Pakistani researchers lay the foundation for building Urdu speech recognition system

The possibility of some software application developer coming up with an Urdu speech recognition program just got more likely as the most fundamental tool needed for it has just been developed at Lahore’s Information Technology University.

Linguistic technology expert Dr Agha Ali Raza and his team at ITU’s Center for Speech and Language Technologies (CSaLT) laboratory has released for public use a corpus of Urdu sentences that covers all possible distinct sounds, called phoneme by linguists, used in everyday speech.

This corpus comprising 708 sentences that covers all 63 phonemes will soon be available for download at the C-SALT website.

Those interested in developing an Urdu speech recognition software will now have access to the most basic ingredient needed for the purpose.

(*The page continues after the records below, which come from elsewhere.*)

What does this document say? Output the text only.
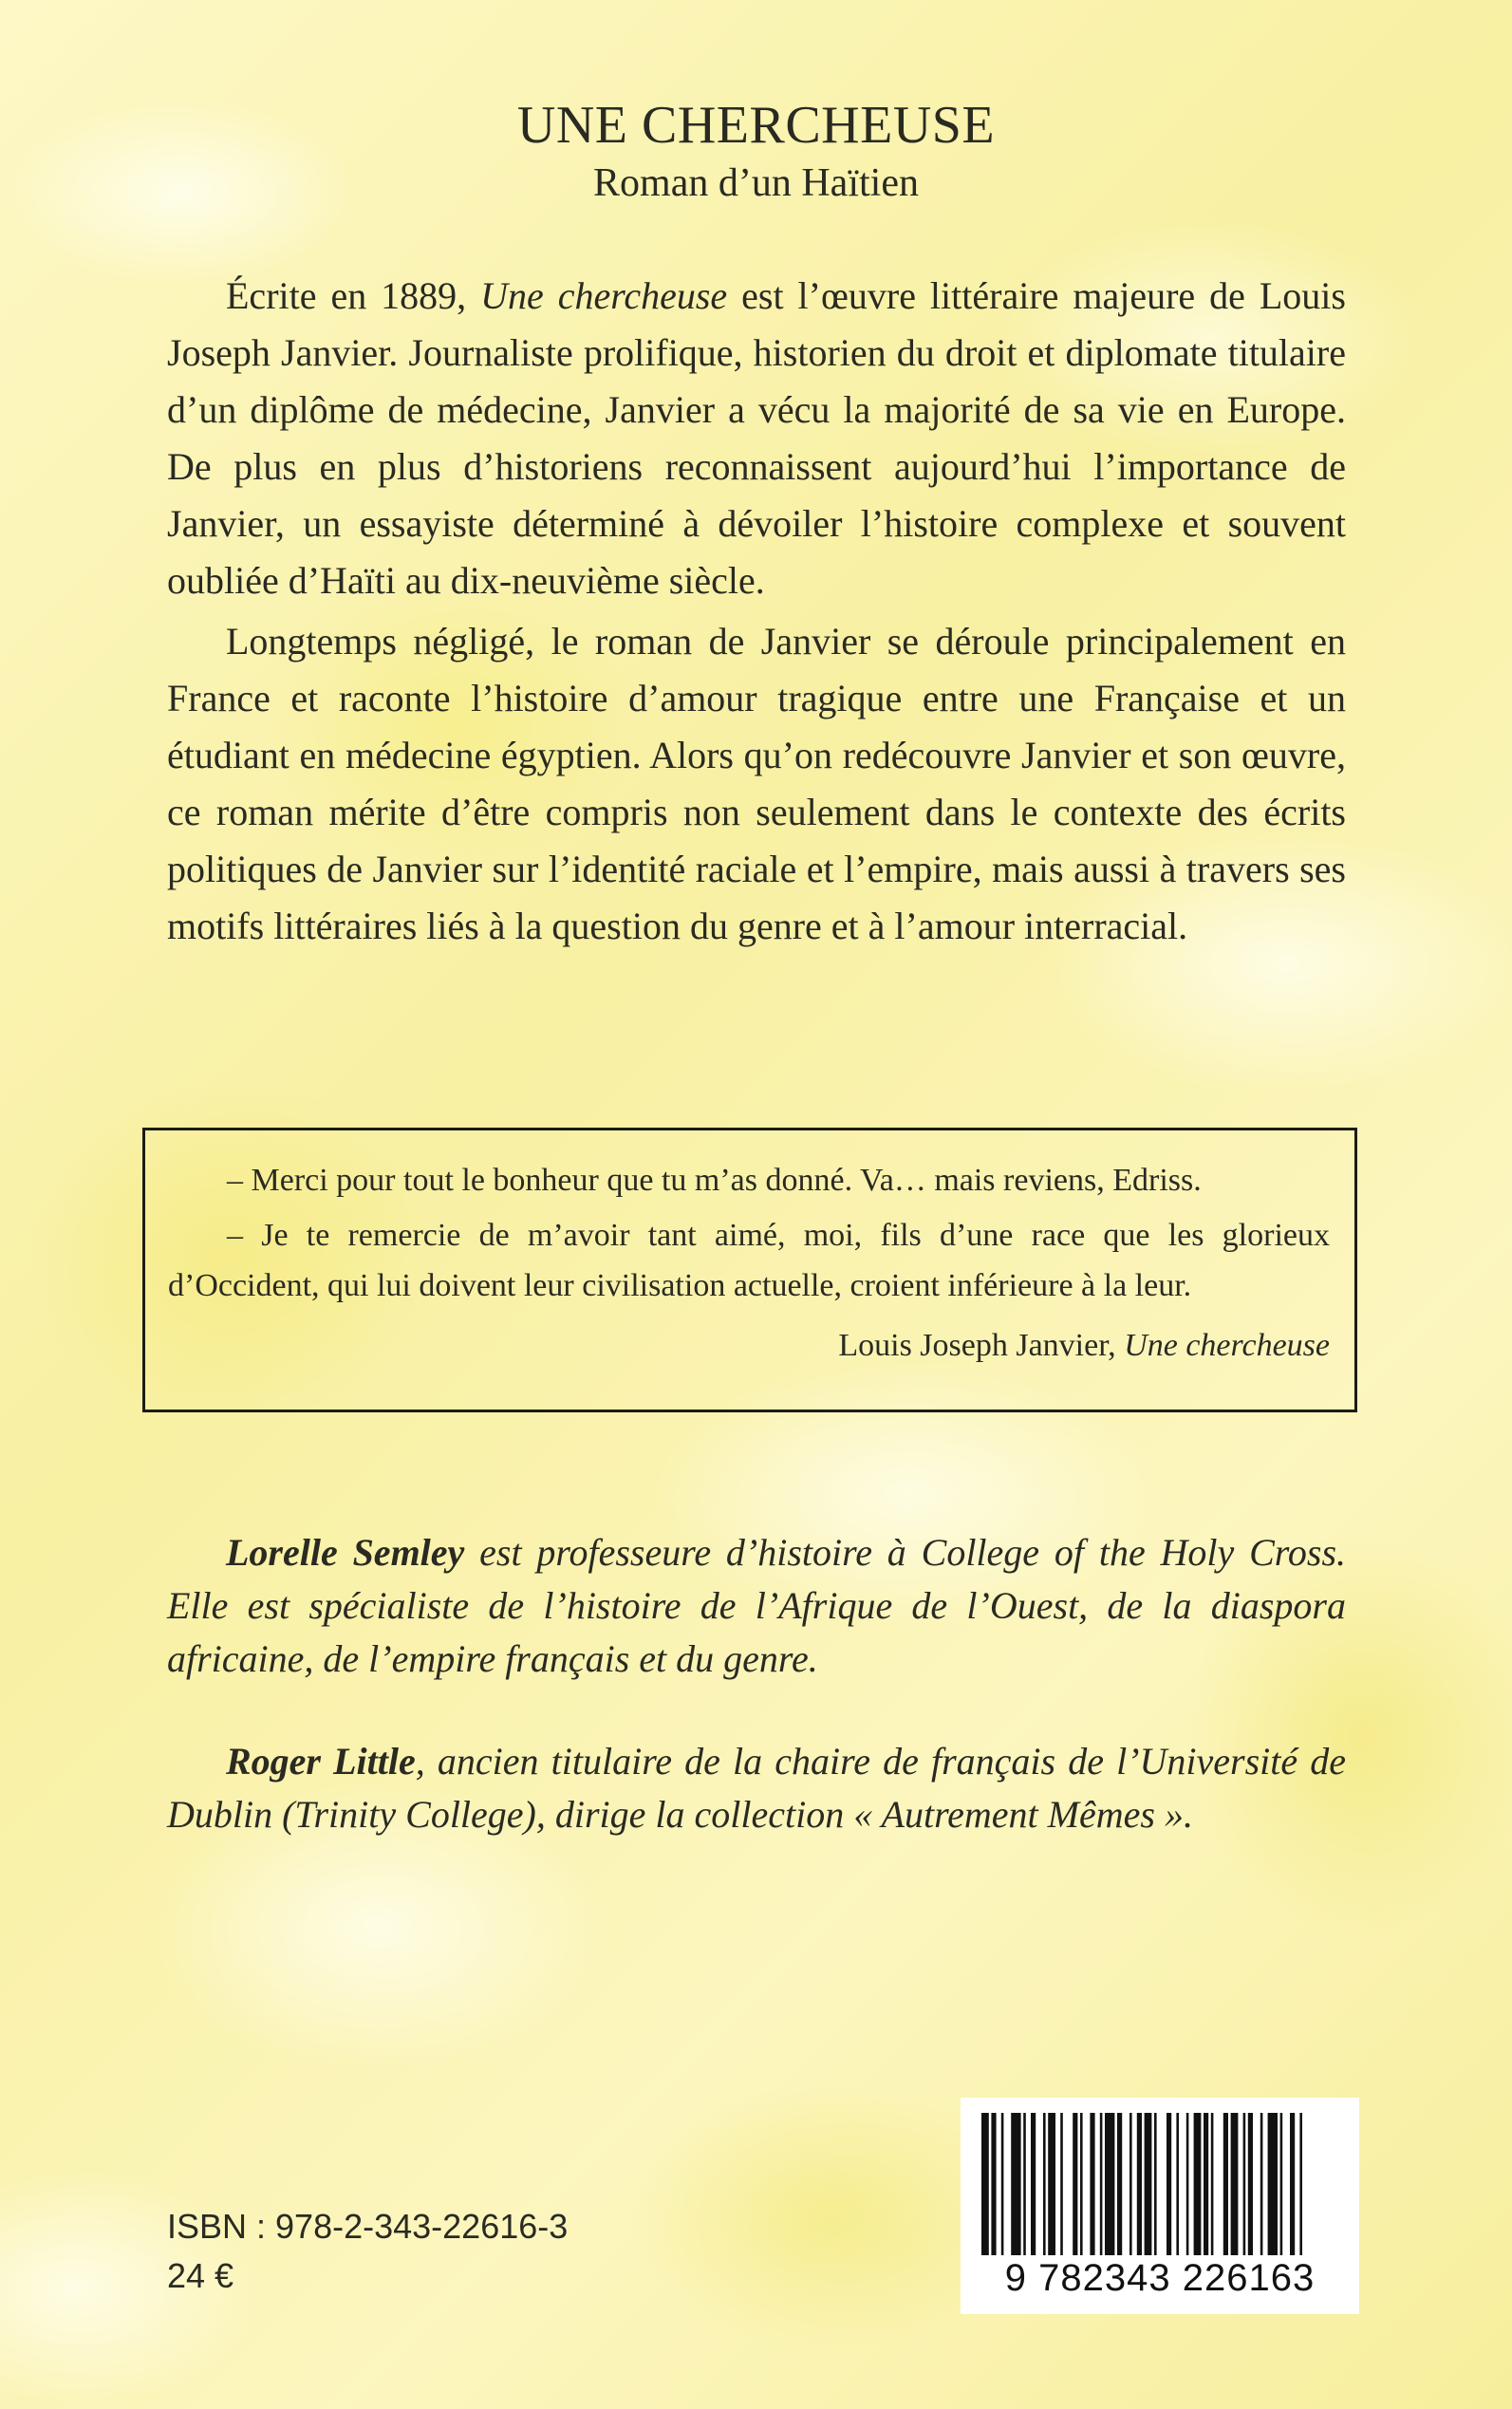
UNE CHERCHEUSE
Roman d’un Haïtien

Écrite en 1889, Une chercheuse est l’œuvre littéraire majeure de Louis Joseph Janvier. Journaliste prolifique, historien du droit et diplomate titulaire d’un diplôme de médecine, Janvier a vécu la majorité de sa vie en Europe. De plus en plus d’historiens reconnaissent aujourd’hui l’importance de Janvier, un essayiste déterminé à dévoiler l’histoire complexe et souvent oubliée d’Haïti au dix-neuvième siècle.

Longtemps négligé, le roman de Janvier se déroule principalement en France et raconte l’histoire d’amour tragique entre une Française et un étudiant en médecine égyptien. Alors qu’on redécouvre Janvier et son œuvre, ce roman mérite d’être compris non seulement dans le contexte des écrits politiques de Janvier sur l’identité raciale et l’empire, mais aussi à travers ses motifs littéraires liés à la question du genre et à l’amour interracial.

– Merci pour tout le bonheur que tu m’as donné. Va… mais reviens, Edriss.

– Je te remercie de m’avoir tant aimé, moi, fils d’une race que les glorieux d’Occident, qui lui doivent leur civilisation actuelle, croient inférieure à la leur.

Louis Joseph Janvier, Une chercheuse

Lorelle Semley est professeure d’histoire à College of the Holy Cross. Elle est spécialiste de l’histoire de l’Afrique de l’Ouest, de la diaspora africaine, de l’empire français et du genre.

Roger Little, ancien titulaire de la chaire de français de l’Université de Dublin (Trinity College), dirige la collection « Autrement Mêmes ».

ISBN : 978-2-343-22616-3
24 €	9 782343 226163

They will just need a repository of words used in everyday speech to proceed with developing the application, says Dr. Raza.

“Speech recognition is a two-step process. The corpus will give the computer application access to all possible phonemes used in formation of meaningful Urdu words from everyday speech,” he says.

Though there are 63 distinct phonemes in Urdu, in everyday speech these don’t correspond to 63 distinct sounds. Dr. Raza explains that sound made for a phoneme may vary from one utterance to another depending on the phoneme used before and after it in a word.

Thus, he says, for every phoneme x, there will be 63x63 possible (tri-phoneme) sounds. The corpus of sentences covers for all these possible sounds.

In the first step, words from the corpus will allow the application to train itself in the sounds of various Urdu words.

The separate repository of words will come into play in the second stage allowing the application to choose the most appropriate words for the output sentences.

“This will enhance accuracy of the software,” Dr. Raza says.

Thus, the accuracy of the speech recognition softwares depends on written or oral sources from where words and sentences are generated for the corpus and the repository maintained separately for ruling out meaningless words.

Dr. Raza and his team has relied upon written material obtained from newspaper and magazine articles in Urdu to generate this corpus.

In another corpus under development at the CSaLT lab, he is using oral material recorded with permission from several thousand telephonic conversations.

“This will provide us with a more comprehensive corpus of words used in everyday speech,” he says. He expects that work on this bigger project will be completed this year.

One way speech recognition softwares available for international languages like English constantly keep enhancing their accuracy is by adding to the repository (for future use) words spoken to them by users.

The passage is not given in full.